A Universal Error Measure for Input Predictions Applied to Online Graph Problems

Part of Advances in Neural Information Processing Systems 35 (NeurIPS 2022) Main Conference Track

Bibtex Paper Supplemental

Authors

Giulia Bernardini, Alexander Lindermayr, Alberto Marchetti-Spaccamela, Nicole Megow, Leen Stougie, Michelle Sweering

Abstract

We introduce a novel measure for quantifying the error in input predictions. The error is based on a minimum-cost hyperedge cover in a suitably defined hypergraph and provides a general template which we apply to online graph problems. The measure captures errors due to absent predicted requests as well as unpredicted actual requests; hence, predicted and actual inputs can be of arbitrary size. We achieve refined performance guarantees for previously studied network design problems in the online-list model, such as Steiner tree and facility location.
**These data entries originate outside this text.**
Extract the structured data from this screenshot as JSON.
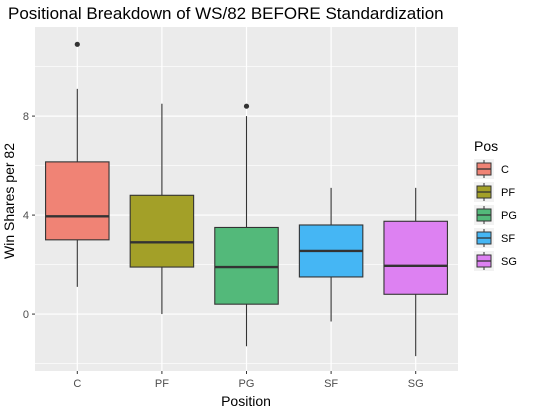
{
  "chart_data": {
    "type": "boxplot",
    "title": "Positional Breakdown of WS/82 BEFORE Standardization",
    "xlabel": "Position",
    "ylabel": "Win Shares per 82",
    "categories": [
      "C",
      "PF",
      "PG",
      "SF",
      "SG"
    ],
    "y_ticks": [
      0,
      4,
      8
    ],
    "ylim": [
      -2.3,
      11.6
    ],
    "grid": true,
    "legend": {
      "title": "Pos",
      "placement": "right",
      "entries": [
        "C",
        "PF",
        "PG",
        "SF",
        "SG"
      ]
    },
    "colors": {
      "C": "#F08375",
      "PF": "#A3A028",
      "PG": "#53B97A",
      "SF": "#45B6F4",
      "SG": "#DD81F2",
      "panel_bg": "#EBEBEB",
      "grid": "#FFFFFF",
      "box_outline": "#333333"
    },
    "boxes": [
      {
        "category": "C",
        "whisker_low": 1.1,
        "q1": 3.0,
        "median": 3.95,
        "q3": 6.15,
        "whisker_high": 9.1,
        "outliers": [
          10.9
        ]
      },
      {
        "category": "PF",
        "whisker_low": 0.0,
        "q1": 1.9,
        "median": 2.9,
        "q3": 4.8,
        "whisker_high": 8.5,
        "outliers": []
      },
      {
        "category": "PG",
        "whisker_low": -1.3,
        "q1": 0.4,
        "median": 1.9,
        "q3": 3.5,
        "whisker_high": 8.0,
        "outliers": [
          8.4
        ]
      },
      {
        "category": "SF",
        "whisker_low": -0.3,
        "q1": 1.5,
        "median": 2.55,
        "q3": 3.6,
        "whisker_high": 5.1,
        "outliers": []
      },
      {
        "category": "SG",
        "whisker_low": -1.7,
        "q1": 0.8,
        "median": 1.95,
        "q3": 3.75,
        "whisker_high": 5.1,
        "outliers": []
      }
    ]
  }
}
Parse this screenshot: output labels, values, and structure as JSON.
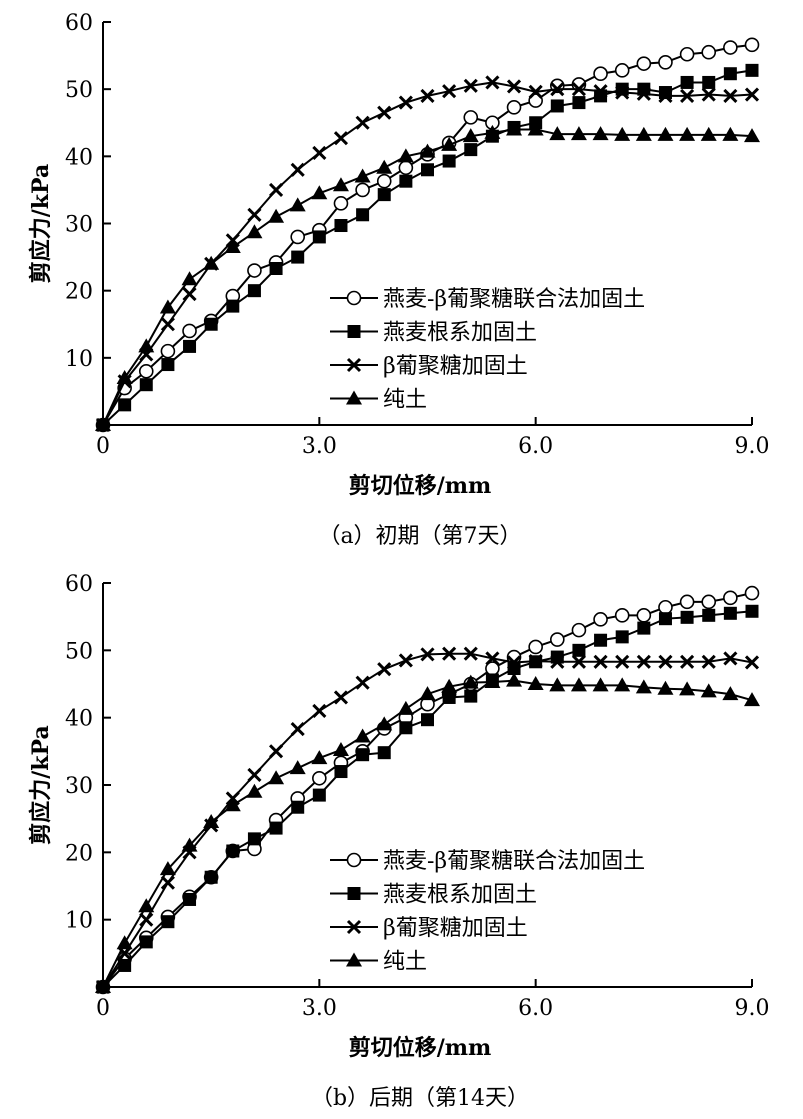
{
  "chart_data": [
    {
      "type": "line",
      "caption": "（a）初期（第7天）",
      "xlabel": "剪切位移/mm",
      "ylabel": "剪应力/kPa",
      "xlim": [
        0,
        9.0
      ],
      "ylim": [
        0,
        60
      ],
      "xticks": [
        "0",
        "3.0",
        "6.0",
        "9.0"
      ],
      "yticks": [
        "10",
        "20",
        "30",
        "40",
        "50",
        "60"
      ],
      "legend_position": "center-right",
      "x": [
        0,
        0.3,
        0.6,
        0.9,
        1.2,
        1.5,
        1.8,
        2.1,
        2.4,
        2.7,
        3.0,
        3.3,
        3.6,
        3.9,
        4.2,
        4.5,
        4.8,
        5.1,
        5.4,
        5.7,
        6.0,
        6.3,
        6.6,
        6.9,
        7.2,
        7.5,
        7.8,
        8.1,
        8.4,
        8.7,
        9.0
      ],
      "series": [
        {
          "name": "燕麦-β葡聚糖联合法加固土",
          "marker": "open-circle",
          "values": [
            0,
            5.5,
            8,
            11,
            14,
            15.5,
            19.2,
            23,
            24.2,
            28,
            29,
            33,
            35,
            36.3,
            38.3,
            40.3,
            42,
            45.8,
            45,
            47.3,
            48.3,
            50.5,
            50.7,
            52.3,
            52.8,
            53.8,
            54,
            55.2,
            55.5,
            56.2,
            56.6
          ]
        },
        {
          "name": "燕麦根系加固土",
          "marker": "filled-square",
          "values": [
            0,
            3,
            6,
            9,
            11.7,
            15,
            17.7,
            20,
            23.3,
            25,
            28,
            29.7,
            31.3,
            34.3,
            36.3,
            38,
            39.3,
            41,
            43,
            44.3,
            45,
            47.5,
            48,
            49,
            50,
            50,
            49.5,
            51,
            51,
            52.3,
            52.8
          ]
        },
        {
          "name": "β葡聚糖加固土",
          "marker": "cross",
          "values": [
            0,
            6.5,
            10.5,
            15,
            19.5,
            24,
            27.5,
            31.3,
            35,
            38,
            40.5,
            42.7,
            45,
            46.5,
            48,
            49,
            49.7,
            50.5,
            51,
            50.4,
            49.6,
            50,
            50,
            49.7,
            49.5,
            49.3,
            49,
            49,
            49.2,
            49,
            49.2
          ]
        },
        {
          "name": "纯土",
          "marker": "filled-triangle",
          "values": [
            0,
            7,
            11.7,
            17.5,
            21.7,
            24,
            26.5,
            28.7,
            31,
            32.7,
            34.5,
            35.7,
            37,
            38.3,
            40,
            40.7,
            41.7,
            43,
            43.5,
            44,
            44,
            43.3,
            43.3,
            43.3,
            43.2,
            43.2,
            43.2,
            43.2,
            43.2,
            43.2,
            43
          ]
        }
      ]
    },
    {
      "type": "line",
      "caption": "（b）后期（第14天）",
      "xlabel": "剪切位移/mm",
      "ylabel": "剪应力/kPa",
      "xlim": [
        0,
        9.0
      ],
      "ylim": [
        0,
        60
      ],
      "xticks": [
        "0",
        "3.0",
        "6.0",
        "9.0"
      ],
      "yticks": [
        "10",
        "20",
        "30",
        "40",
        "50",
        "60"
      ],
      "legend_position": "center-right",
      "x": [
        0,
        0.3,
        0.6,
        0.9,
        1.2,
        1.5,
        1.8,
        2.1,
        2.4,
        2.7,
        3.0,
        3.3,
        3.6,
        3.9,
        4.2,
        4.5,
        4.8,
        5.1,
        5.4,
        5.7,
        6.0,
        6.3,
        6.6,
        6.9,
        7.2,
        7.5,
        7.8,
        8.1,
        8.4,
        8.7,
        9.0
      ],
      "series": [
        {
          "name": "燕麦-β葡聚糖联合法加固土",
          "marker": "open-circle",
          "values": [
            0,
            4.2,
            7.3,
            10.4,
            13.4,
            16.3,
            20.2,
            20.5,
            24.8,
            28,
            31,
            33.3,
            35,
            38.4,
            40,
            42,
            43.5,
            45,
            47.3,
            49,
            50.5,
            51.6,
            53,
            54.6,
            55.2,
            55.2,
            56.4,
            57.2,
            57.2,
            57.8,
            58.5
          ]
        },
        {
          "name": "燕麦根系加固土",
          "marker": "filled-square",
          "values": [
            0,
            3.2,
            6.7,
            9.7,
            13,
            16.3,
            20.2,
            22,
            23.6,
            26.7,
            28.5,
            32,
            34.5,
            34.8,
            38.5,
            39.7,
            43,
            43.2,
            45.6,
            47.3,
            48.3,
            49,
            50,
            51.5,
            52,
            53.3,
            54.7,
            54.9,
            55.2,
            55.5,
            55.8
          ]
        },
        {
          "name": "β葡聚糖加固土",
          "marker": "cross",
          "values": [
            0,
            5,
            10,
            15.5,
            20,
            24,
            28,
            31.5,
            35,
            38.3,
            41,
            43,
            45.2,
            47.2,
            48.5,
            49.4,
            49.5,
            49.5,
            48.8,
            48.2,
            48.4,
            48.3,
            48.3,
            48.3,
            48.3,
            48.3,
            48.3,
            48.3,
            48.3,
            48.8,
            48.2
          ]
        },
        {
          "name": "纯土",
          "marker": "filled-triangle",
          "values": [
            0,
            6.5,
            12,
            17.5,
            21,
            24.5,
            27,
            29,
            31,
            32.5,
            34,
            35.2,
            37.2,
            39,
            41.3,
            43.5,
            44.6,
            45.2,
            45.3,
            45.5,
            45,
            44.8,
            44.8,
            44.8,
            44.8,
            44.5,
            44.3,
            44.2,
            43.9,
            43.5,
            42.6
          ]
        }
      ]
    }
  ]
}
Further, we initiate the study of learning-augmented algorithms for online routing problems, such as the online traveling salesperson problem and the online dial-a-ride problem, where (transportation) requests arrive over time (online-time model). We provide a general algorithmic framework and we give error-dependent performance bounds that improve upon known worst-case barriers, when given accurate predictions, at the cost of slightly increased worst-case bounds when given predictions of arbitrary quality.